BREAKOUT C: Normalization of ESG Metrics
Rapporteur: Ellen Abramowitz
Rina Kupferschmid-Rojas, UBS
- Riva Krut, Praxair
Learning How to Count: The Complexities for ESG Investors of Comparing Energy Efficiency and GHG Performance
- D. Scott Showalter and Gilroy Zuckerman, North Carolina State University
Investor’s Guide to Analyzing Company Sustainability Performance
This breakout section asked for investors to begin to question the metrics by which ESG is measured. The presenters argued that the standard metrics and equations used by ESG certification services do not always accurately reflect the progress a company is making towards their ESG goals. The speakers advocated for investors to reach out to the companies themselves with questions, and take a critical look at the numbers as they were presented.
The speakers shared their views that sustainability metrics can be misleading, difficult to recreate the methodology, and thus are not a finalized issue. They suggested alternative ways to compute ESG metrics that would simplify calculations and normalize the data. The first topic discussed was about normalizing carbon emissions to a standard currency, adjusted for inflation. This would look at the intensity per unit produced, based on a standard metric and would reduce the appearance in fluctuations of data over time. The second topic presented was “flexible budgeting,” a way to measure performance relative to expectations. This would account for energy efficiency changes and improve additionality assessment.

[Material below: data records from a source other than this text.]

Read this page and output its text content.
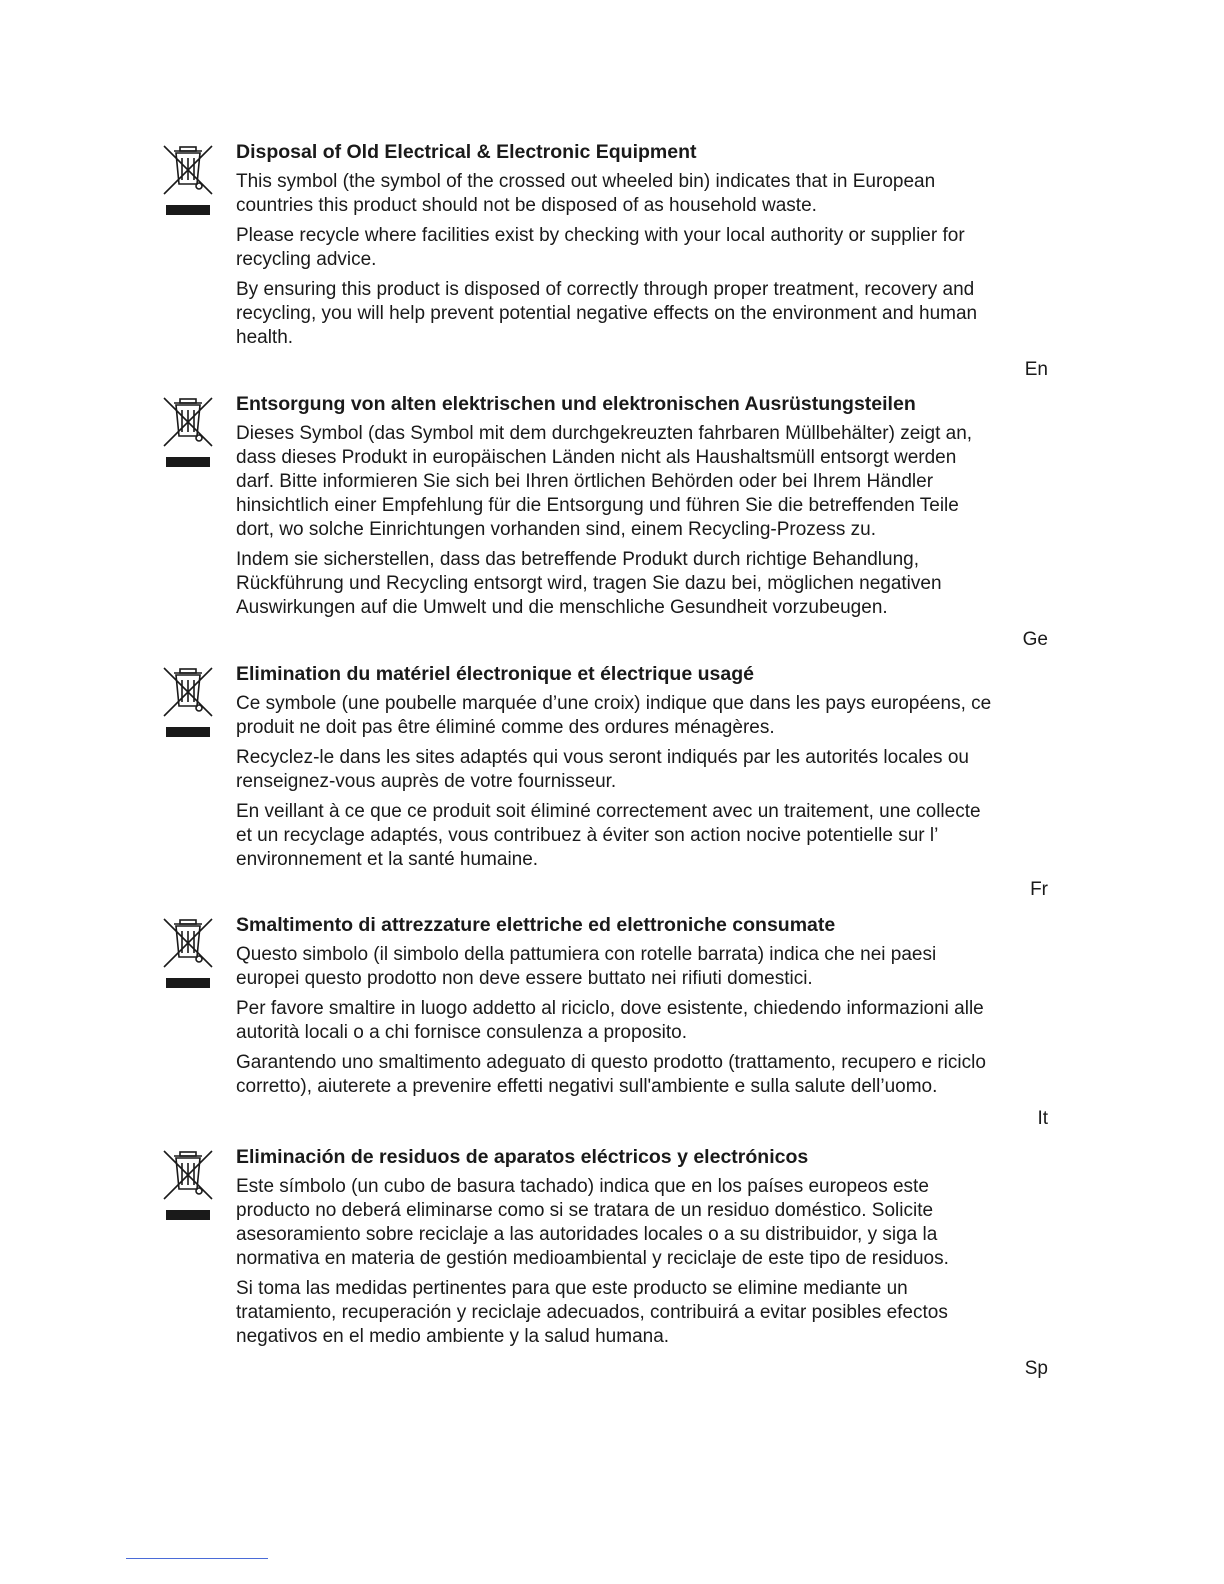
Disposal of Old Electrical & Electronic Equipment
This symbol (the symbol of the crossed out wheeled bin) indicates that in European
countries this product should not be disposed of as household waste.
Please recycle where facilities exist by checking with your local authority or supplier for
recycling advice.
By ensuring this product is disposed of correctly through proper treatment, recovery and
recycling, you will help prevent potential negative effects on the environment and human
health.
En
Entsorgung von alten elektrischen und elektronischen Ausrüstungsteilen
Dieses Symbol (das Symbol mit dem durchgekreuzten fahrbaren Müllbehälter) zeigt an,
dass dieses Produkt in europäischen Länden nicht als Haushaltsmüll entsorgt werden
darf. Bitte informieren Sie sich bei Ihren örtlichen Behörden oder bei Ihrem Händler
hinsichtlich einer Empfehlung für die Entsorgung und führen Sie die betreffenden Teile
dort, wo solche Einrichtungen vorhanden sind, einem Recycling-Prozess zu.
Indem sie sicherstellen, dass das betreffende Produkt durch richtige Behandlung,
Rückführung und Recycling entsorgt wird, tragen Sie dazu bei, möglichen negativen
Auswirkungen auf die Umwelt und die menschliche Gesundheit vorzubeugen.
Ge
Elimination du matériel électronique et électrique usagé
Ce symbole (une poubelle marquée d’une croix) indique que dans les pays européens, ce
produit ne doit pas être éliminé comme des ordures ménagères.
Recyclez-le dans les sites adaptés qui vous seront indiqués par les autorités locales ou
renseignez-vous auprès de votre fournisseur.
En veillant à ce que ce produit soit éliminé correctement avec un traitement, une collecte
et un recyclage adaptés, vous contribuez à éviter son action nocive potentielle sur l’
environnement et la santé humaine.
Fr
Smaltimento di attrezzature elettriche ed elettroniche consumate
Questo simbolo (il simbolo della pattumiera con rotelle barrata) indica che nei paesi
europei questo prodotto non deve essere buttato nei rifiuti domestici.
Per favore smaltire in luogo addetto al riciclo, dove esistente, chiedendo informazioni alle
autorità locali o a chi fornisce consulenza a proposito.
Garantendo uno smaltimento adeguato di questo prodotto (trattamento, recupero e riciclo
corretto), aiuterete a prevenire effetti negativi sull'ambiente e sulla salute dell’uomo.
It
Eliminación de residuos de aparatos eléctricos y electrónicos
Este símbolo (un cubo de basura tachado) indica que en los países europeos este
producto no deberá eliminarse como si se tratara de un residuo doméstico. Solicite
asesoramiento sobre reciclaje a las autoridades locales o a su distribuidor, y siga la
normativa en materia de gestión medioambiental y reciclaje de este tipo de residuos.
Si toma las medidas pertinentes para que este producto se elimine mediante un
tratamiento, recuperación y reciclaje adecuados, contribuirá a evitar posibles efectos
negativos en el medio ambiente y la salud humana.
Sp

The audience raised several questions. Some asked about the methodology, suggesting purchasing power parity as a currency metric. Others were interested in a cash flow analysis, using the described metrics. Still others questioned whether the audience was investors, or those that collect the data. The panel concluded that investor interest in metrics was most likely to drive companies to change their actions – whether that be in reporting or supply chain, and the discussion around metrics must continue.